Latest Mac trojan spreads through Microsoft Word documents on unpatched versions of Office for Mac 2004 and 2008, which have had NO security patches installed since early 2009.

There, sorted.

Apple's JRE implementation predates OpenJDK by a long shot. I remember working with Apple's engineers at the WWDC in 2003 tracking down JRE bugs via gdb, and their implementation looked significantly different from others I'd worked with before at the time (notably the Linux Blackdown implementation). It was mostly done in Objective-C and Cocoa. Which is how they were able to create the Cocoa-Java bridge (popular at the time, but now defunct).
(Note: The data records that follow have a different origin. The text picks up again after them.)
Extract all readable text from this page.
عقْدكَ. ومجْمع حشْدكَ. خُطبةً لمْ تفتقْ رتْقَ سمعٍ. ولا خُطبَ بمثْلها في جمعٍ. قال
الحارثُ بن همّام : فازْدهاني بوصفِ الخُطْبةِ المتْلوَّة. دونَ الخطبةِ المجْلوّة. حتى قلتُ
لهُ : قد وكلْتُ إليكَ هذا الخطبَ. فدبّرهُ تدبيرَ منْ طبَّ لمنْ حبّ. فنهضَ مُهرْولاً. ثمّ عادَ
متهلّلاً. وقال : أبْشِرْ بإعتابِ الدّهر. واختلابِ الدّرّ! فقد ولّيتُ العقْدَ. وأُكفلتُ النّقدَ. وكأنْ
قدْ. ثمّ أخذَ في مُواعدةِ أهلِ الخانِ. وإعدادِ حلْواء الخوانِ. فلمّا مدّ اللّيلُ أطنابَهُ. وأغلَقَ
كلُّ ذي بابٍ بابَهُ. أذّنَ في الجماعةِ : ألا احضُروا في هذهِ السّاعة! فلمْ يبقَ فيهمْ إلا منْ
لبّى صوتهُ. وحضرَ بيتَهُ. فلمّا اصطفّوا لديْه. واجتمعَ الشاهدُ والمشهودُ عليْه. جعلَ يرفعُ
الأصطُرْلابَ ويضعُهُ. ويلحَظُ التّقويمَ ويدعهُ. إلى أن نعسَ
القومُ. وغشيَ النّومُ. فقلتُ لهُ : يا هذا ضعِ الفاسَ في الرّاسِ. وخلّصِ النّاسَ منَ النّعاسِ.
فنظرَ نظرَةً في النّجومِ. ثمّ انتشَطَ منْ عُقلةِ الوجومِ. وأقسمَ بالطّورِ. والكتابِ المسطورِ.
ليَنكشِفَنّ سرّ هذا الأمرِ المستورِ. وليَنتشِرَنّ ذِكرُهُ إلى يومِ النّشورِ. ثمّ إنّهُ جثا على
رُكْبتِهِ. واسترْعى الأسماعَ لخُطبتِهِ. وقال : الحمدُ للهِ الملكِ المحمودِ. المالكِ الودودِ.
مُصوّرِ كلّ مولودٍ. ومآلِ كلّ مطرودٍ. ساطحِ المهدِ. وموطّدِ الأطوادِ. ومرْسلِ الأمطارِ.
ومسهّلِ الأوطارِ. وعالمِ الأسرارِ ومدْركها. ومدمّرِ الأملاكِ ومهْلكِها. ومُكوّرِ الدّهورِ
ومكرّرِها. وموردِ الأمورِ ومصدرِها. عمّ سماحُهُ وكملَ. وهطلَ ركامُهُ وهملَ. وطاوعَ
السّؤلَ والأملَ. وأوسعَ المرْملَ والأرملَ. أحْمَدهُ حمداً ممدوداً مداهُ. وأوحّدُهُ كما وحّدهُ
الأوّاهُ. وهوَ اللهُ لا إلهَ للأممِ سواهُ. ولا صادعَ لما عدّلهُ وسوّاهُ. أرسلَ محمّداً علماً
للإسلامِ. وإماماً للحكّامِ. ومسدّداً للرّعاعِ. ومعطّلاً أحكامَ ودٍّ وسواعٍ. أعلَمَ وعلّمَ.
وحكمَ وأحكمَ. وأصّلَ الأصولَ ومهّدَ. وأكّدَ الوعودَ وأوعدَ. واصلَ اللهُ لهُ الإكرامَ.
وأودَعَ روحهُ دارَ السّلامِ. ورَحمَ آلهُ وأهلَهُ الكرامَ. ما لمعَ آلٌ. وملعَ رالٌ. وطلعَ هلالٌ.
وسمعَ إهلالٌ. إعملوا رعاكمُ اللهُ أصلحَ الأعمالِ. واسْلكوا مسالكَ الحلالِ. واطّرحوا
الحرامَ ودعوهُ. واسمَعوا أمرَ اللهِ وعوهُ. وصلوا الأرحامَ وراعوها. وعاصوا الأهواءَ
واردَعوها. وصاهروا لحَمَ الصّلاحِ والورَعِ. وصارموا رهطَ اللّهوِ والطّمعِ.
Before you get all high and mighty about how many lines of code you've written in Java and whatnot, remember that some of us have also worked with Java for a very long time as well. So let's change the tone a bit.

With regard to the programming language wars -- totally irrelevant. Any application runtime can and will have security holes to be exploited. Just because you've moved on to the next programming language du jour doesn't mean that people won't find similar security holes along the way with its runtime.

You don't like the language, that's fine: every painter is allowed to have their own preferences in tools and mediums. But I've suffered enough developers who have to evangelize whatever new technology they decide to claim as their own (while completely dismissing everything else they've ever worked with before) to know that 'blind faith' is rarely beneficial.

Java still serves a purpose, there are still a number of good cross-platform applications which use it, so to launch a smear campaign against it which plays on FUD doesn't benefit anyone.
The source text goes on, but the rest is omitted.